The books have mostly sat on my shelf since then. My local barista, Ric, has been after me to run a game for him and his boys. He plays 4E, being a young'un, and has this silly notion that writing the odd piece for Wizards gives me some DMing cred. I would say that I do have some DMing cred, but only because I've got quite a few years DMing under my belt. So I pitched the idea of running a 4E version of Richard Dufault's thoroughly enjoyable Dungeon Crawl. In that game I played a Warpriest named Marvin. It is a pure dungeon crawl, so the DM is free to level the dungeon appropriately.
Well, one of the biggest hassles for a DM is all the preparation she/he has to make before running the game. I know back in my own youth filled days Advanced D&D had rules for random dungeon generation - 4E brings some of that back but I find it isn't that good for spontaneous sessions as the original. But I'm not sure I'd find those random sessions fun anymore - I sometimes use randomly generated dungeons in my 3.5 game, but with heavy modifications. (My players like to tease me about the infintely thin walls!) But here is where 4E really delights me - it is very easy to put together.
The hurdles first, there are a few. I use DM Genie for 3.5 to create stat blocks, it is amazing. There are tools for this in 4E, but you have to pay a subscription for them and they are online. I am sure DM Genie will have something, if it hasn't already. But until then it is not easy to customize monster stat blocks. How the designers compensate for this is to have lots of examples in the Monster Manuals. For now that is a great option, but it means buying more books - something I'd rather spend money on than a subscription! The other hurdle is that everything in the rule books seems to lean towards highly leveled encounters that favour the players reliance on combat to solve problems - an experienced DM can easily recognize and reject this ideology. Part of the fun of D&D is creating a role playing environment where all different types of gamers can have their moment to shine - not just the combat tacticians.
So the boon is that putting together adventure materials is so easy. It took me no time to understand what was required for an encounter to function. Monster stat blocks are actually quite impressive, and so is the emphasis on tactics for each particular foe. I made up a MS Word template for the stat blocks, believe me I tried to find something useful online - if you know of anything that isn't subscription based please let me know. And then I banged out a quick and dirty process. Create a random encounter chart - I actually didn't like the way they do this, encounter decks are something I liked for a while, but not flexible enough on the fly. So I created 12 variable (in numbers of critters) encounters that are ordered based on XP ranges.

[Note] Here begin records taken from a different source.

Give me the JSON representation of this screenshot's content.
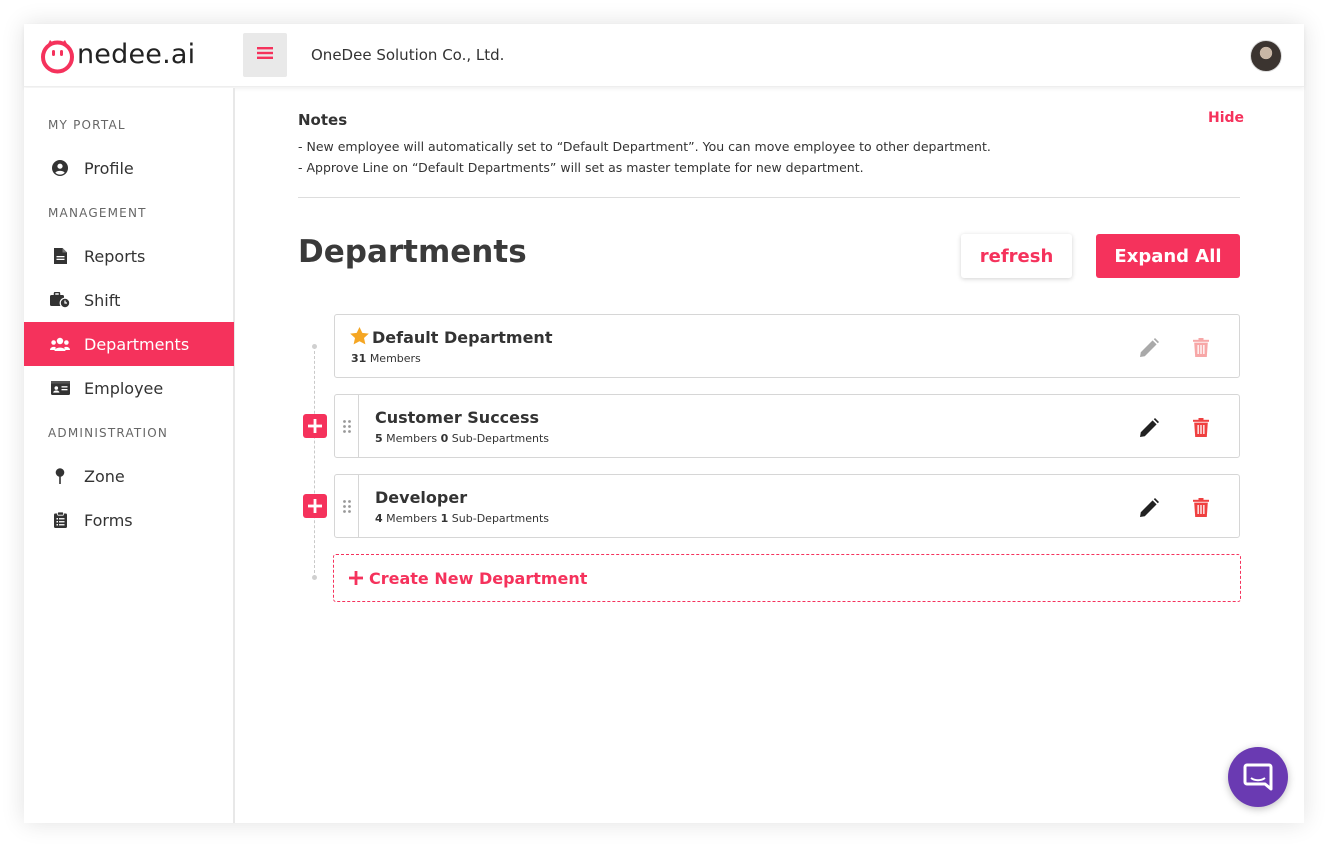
{
  "header": {
    "logo_text": "nedee.ai",
    "company_name": "OneDee Solution Co., Ltd."
  },
  "sidebar": {
    "sections": [
      {
        "title": "MY PORTAL",
        "items": [
          {
            "label": "Profile",
            "icon": "user-circle-icon"
          }
        ]
      },
      {
        "title": "MANAGEMENT",
        "items": [
          {
            "label": "Reports",
            "icon": "file-icon"
          },
          {
            "label": "Shift",
            "icon": "briefcase-clock-icon"
          },
          {
            "label": "Departments",
            "icon": "users-icon",
            "active": true
          },
          {
            "label": "Employee",
            "icon": "id-card-icon"
          }
        ]
      },
      {
        "title": "ADMINISTRATION",
        "items": [
          {
            "label": "Zone",
            "icon": "map-pin-icon"
          },
          {
            "label": "Forms",
            "icon": "clipboard-icon"
          }
        ]
      }
    ]
  },
  "notes": {
    "title": "Notes",
    "hide_label": "Hide",
    "lines": [
      "- New employee will automatically set to “Default Department”. You can move employee to other department.",
      "- Approve Line on “Default Departments” will set as master template for new department."
    ]
  },
  "page": {
    "title": "Departments",
    "refresh_label": "refresh",
    "expand_all_label": "Expand All",
    "create_label": "Create New Department"
  },
  "departments": [
    {
      "name": "Default Department",
      "members": "31",
      "members_label": "Members"
    },
    {
      "name": "Customer Success",
      "members": "5",
      "members_label": "Members",
      "sub": "0",
      "sub_label": "Sub-Departments"
    },
    {
      "name": "Developer",
      "members": "4",
      "members_label": "Members",
      "sub": "1",
      "sub_label": "Sub-Departments"
    }
  ],
  "colors": {
    "accent": "#f5325c",
    "star": "#f5a623",
    "chat": "#6a3ab2"
  }
}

Second step is to create the treasure parcels. I was skeptical of this, but it is really an improvement. Treasure is tied to a particular level and not a specific monster. This way I can spread it out or even pile it up with just the level boss! As treasure is placed in rooms, with encounters, it simply gets scratched off the list. Nice.

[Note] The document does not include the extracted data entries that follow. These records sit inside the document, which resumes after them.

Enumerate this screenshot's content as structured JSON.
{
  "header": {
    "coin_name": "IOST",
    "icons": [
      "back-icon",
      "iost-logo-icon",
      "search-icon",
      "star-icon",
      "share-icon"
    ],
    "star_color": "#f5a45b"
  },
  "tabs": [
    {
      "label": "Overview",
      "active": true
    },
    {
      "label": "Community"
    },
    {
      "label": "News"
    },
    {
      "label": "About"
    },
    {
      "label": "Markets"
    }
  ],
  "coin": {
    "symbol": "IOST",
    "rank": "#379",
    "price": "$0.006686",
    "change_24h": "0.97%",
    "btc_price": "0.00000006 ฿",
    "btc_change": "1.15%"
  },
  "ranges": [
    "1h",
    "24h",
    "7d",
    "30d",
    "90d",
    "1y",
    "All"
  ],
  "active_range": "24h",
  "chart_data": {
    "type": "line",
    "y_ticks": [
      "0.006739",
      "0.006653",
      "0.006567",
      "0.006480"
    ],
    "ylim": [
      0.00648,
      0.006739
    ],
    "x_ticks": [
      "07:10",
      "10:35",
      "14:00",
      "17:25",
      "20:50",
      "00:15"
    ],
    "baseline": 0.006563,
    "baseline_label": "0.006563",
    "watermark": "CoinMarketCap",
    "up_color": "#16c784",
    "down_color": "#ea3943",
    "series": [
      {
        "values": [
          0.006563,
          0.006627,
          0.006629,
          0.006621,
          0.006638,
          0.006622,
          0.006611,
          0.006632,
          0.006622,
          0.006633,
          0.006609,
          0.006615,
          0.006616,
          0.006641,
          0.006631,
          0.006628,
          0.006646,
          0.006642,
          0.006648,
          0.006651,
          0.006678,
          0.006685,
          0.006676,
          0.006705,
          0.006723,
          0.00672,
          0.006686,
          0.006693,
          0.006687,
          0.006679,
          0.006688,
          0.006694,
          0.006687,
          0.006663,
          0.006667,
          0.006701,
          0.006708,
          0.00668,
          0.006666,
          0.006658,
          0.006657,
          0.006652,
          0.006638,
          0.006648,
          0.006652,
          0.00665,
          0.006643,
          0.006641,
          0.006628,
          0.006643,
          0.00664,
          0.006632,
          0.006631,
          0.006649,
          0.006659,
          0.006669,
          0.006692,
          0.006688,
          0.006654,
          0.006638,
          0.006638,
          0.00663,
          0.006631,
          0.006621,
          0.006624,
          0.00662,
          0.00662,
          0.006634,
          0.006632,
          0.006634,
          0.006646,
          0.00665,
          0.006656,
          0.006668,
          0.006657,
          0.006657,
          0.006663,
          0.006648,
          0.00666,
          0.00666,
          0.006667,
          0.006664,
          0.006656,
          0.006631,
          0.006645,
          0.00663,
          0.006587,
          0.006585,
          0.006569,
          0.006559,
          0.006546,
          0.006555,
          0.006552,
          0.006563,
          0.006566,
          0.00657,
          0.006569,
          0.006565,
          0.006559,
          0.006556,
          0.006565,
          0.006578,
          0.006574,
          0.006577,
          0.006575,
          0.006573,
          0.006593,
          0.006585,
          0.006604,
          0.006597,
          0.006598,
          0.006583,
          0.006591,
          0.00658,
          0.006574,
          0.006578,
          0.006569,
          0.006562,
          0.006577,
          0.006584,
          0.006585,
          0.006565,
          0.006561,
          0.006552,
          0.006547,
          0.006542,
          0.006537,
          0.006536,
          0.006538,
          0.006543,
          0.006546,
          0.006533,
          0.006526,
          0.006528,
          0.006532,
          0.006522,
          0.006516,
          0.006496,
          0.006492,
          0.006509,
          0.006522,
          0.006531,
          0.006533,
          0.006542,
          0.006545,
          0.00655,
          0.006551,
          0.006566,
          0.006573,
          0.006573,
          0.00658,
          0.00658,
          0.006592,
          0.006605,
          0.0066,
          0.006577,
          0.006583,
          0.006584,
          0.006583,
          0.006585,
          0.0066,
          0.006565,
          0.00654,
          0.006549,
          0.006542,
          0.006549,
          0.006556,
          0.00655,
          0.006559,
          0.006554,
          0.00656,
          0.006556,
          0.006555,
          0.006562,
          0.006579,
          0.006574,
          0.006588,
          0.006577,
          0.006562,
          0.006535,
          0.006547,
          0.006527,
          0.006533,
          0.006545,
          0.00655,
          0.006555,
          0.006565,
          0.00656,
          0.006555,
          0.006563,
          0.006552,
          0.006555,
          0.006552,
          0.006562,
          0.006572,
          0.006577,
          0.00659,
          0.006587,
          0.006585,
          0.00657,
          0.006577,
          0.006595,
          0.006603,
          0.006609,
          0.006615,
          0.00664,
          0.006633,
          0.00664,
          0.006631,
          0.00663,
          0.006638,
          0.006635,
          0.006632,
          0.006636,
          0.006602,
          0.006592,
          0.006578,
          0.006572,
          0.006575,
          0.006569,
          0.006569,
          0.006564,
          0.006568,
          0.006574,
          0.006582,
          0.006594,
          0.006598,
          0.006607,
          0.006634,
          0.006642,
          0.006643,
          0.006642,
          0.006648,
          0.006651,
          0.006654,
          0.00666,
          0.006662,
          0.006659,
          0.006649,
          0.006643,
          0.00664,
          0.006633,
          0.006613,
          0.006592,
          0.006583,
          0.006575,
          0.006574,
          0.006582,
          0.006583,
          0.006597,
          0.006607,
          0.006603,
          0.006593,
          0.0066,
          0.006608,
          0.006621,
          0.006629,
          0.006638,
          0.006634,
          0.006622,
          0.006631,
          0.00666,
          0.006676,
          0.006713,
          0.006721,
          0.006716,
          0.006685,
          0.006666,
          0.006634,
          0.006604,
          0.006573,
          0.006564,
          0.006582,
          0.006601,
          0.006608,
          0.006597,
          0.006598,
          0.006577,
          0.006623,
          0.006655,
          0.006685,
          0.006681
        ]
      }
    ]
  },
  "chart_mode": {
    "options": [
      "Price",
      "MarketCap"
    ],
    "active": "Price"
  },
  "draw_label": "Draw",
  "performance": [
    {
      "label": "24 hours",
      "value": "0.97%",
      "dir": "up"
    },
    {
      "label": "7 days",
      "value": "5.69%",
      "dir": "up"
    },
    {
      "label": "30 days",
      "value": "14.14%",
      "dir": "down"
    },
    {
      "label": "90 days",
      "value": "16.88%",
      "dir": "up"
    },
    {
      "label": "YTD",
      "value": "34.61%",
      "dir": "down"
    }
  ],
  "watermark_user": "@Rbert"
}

Third step is to map out and populate the dungeon. I stuck to the 8-12 room range, the theory is that 10 rooms should be a level. That's a good ballpark for what I am doing in the dungeon crawl - each level ends with a boss (usually a dragon). Populating the rooms is then quite simple. I write a bit of flavour text about the level in general (halls, doors, etc.) then I list the rooms. I've named each one, but that is just for my own amusement - Layover at the Roxbury is one of my rooms - and each one has a bit of readable flavour text. Then I list the Features of the room, including Perception and Thievery DCs needed as well as gp values for items that the party might take the time to remove. The next step is to list the monsters present (if any) and then the treasure (if any). Voila you have a dungeon!
After I have a list of all the possible monsters, both random and pre-planned, I then create a second file that is the stat blocks. Keeping these handy for fights is my main concern. A level works out to two pages of text, a map and 3-5 pages of stat blocks. Now that I have a bunch of blocks done it is pretty easy to put that part together. I just wish I had better action symbols! Anyone got a font out there? I found a nice font for re-charge dice.
The next step is to see how this plays. I am thinking Saturday night at my place. I want to limit it to six players, there might still be space if you are interested in a bi-weekly dungeon crawl - 4E style! I'll let you know how it goes.